Earn More Money With Your Emergency Fund

Savvy parents know the importance of savings.  You can use online calculators to determine how much you need to save for common family goals.  Your goals can be raising a baby to purchasing a new car.  In addition to saving for the expected, you should also be saving for the unexpected. Having enough saved for up to 6 months of expenses in an emergency savings fund can eliminate stress from unexpected illnesses or other financial burdens.  So, consider keeping your money in a high-interest savings account.  Furthermore, you should understand how interest on savings accounts can benefit you.

financial planning tips

 

Start Saving for Your Retirement Before College

Recent surveys show that more than half of all parents in America are saving for their kids’ future college tuition before they begin saving for their own retirement.  While saving for college can provide stability for your children, they may end up having to support you during your retirement years.  So, do yourself and your children a favor by saving enough to keep yourself financially secure during retirement.

 

 


 

 

Invest in Real Estate for Your Children’s Future

Buying a home can come with some pretty incredible perks.  For example, tax breaks, consistent housing costs, and equity.  These perks can benefit your children as well.  If you can swing it, an investment property can be an even smarter way to provide financial security for your family.

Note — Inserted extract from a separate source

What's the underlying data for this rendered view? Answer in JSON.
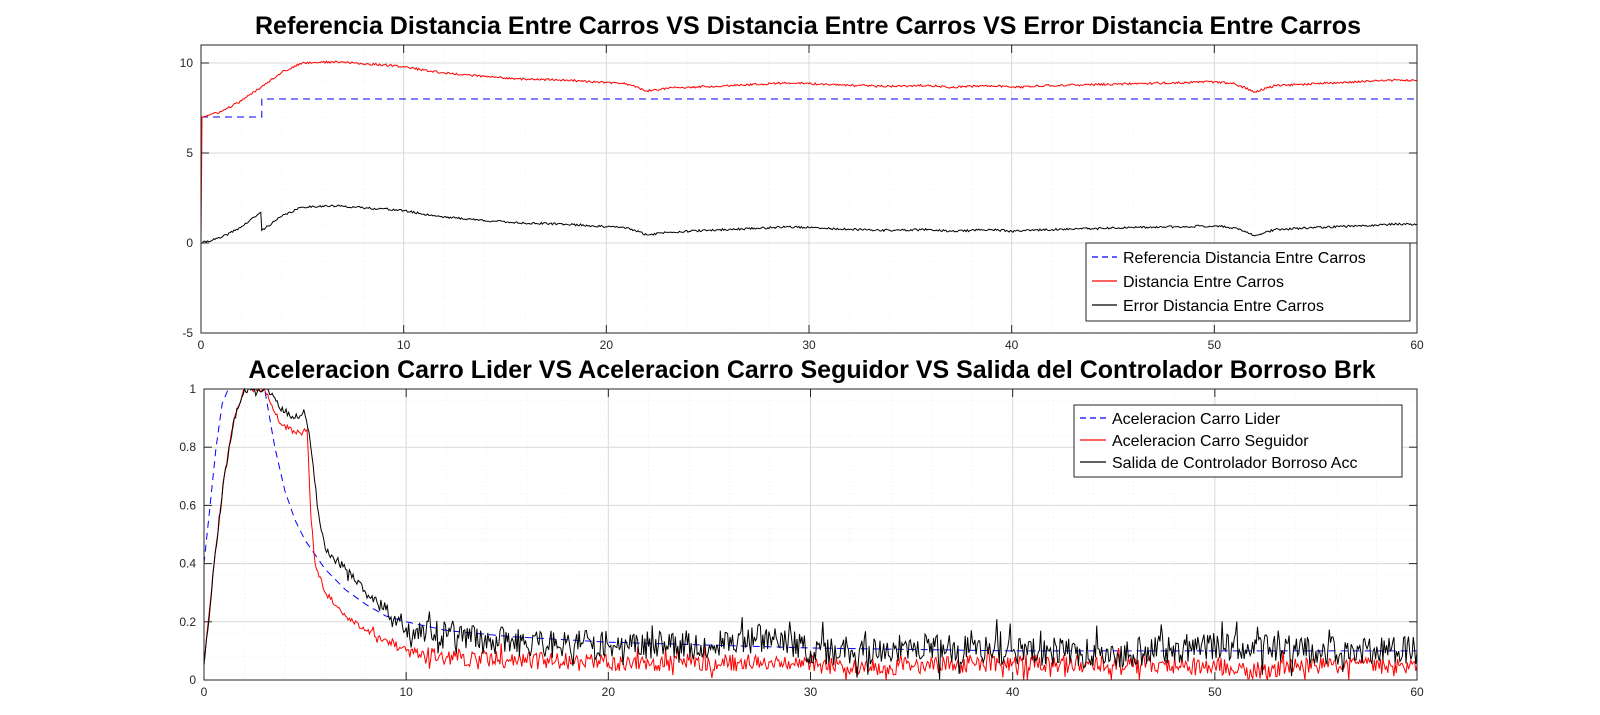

In fact, buying an investment property first can help you create a passive form of extra income.  It can be used buy a first home or pay off debts.

 

Consider Padding Your Income With a Side Gig

If investing in real estate is out of the question right now, there is still a fairly simple way to add some extra income to your family’s budget: Get started with a side gig. Second jobs are becoming increasingly popular as an added source of income.  That’s because working a second job typically involves flexible hours.  Also, many jobs can be performed remotely which can be beneficial for time-strapped parents. If you want to bulk up your budget, think about driving for a rideshare company, taking online surveys from home, or searching for other side job opportunities.

You’re used to going the extra mile to provide a life of happiness and health for your family. Do the same with your financial planning by taking some extra steps.  With a little more effort and implementing a few of these financially planning tips, you can ensure a brighter financial future for your children and your family.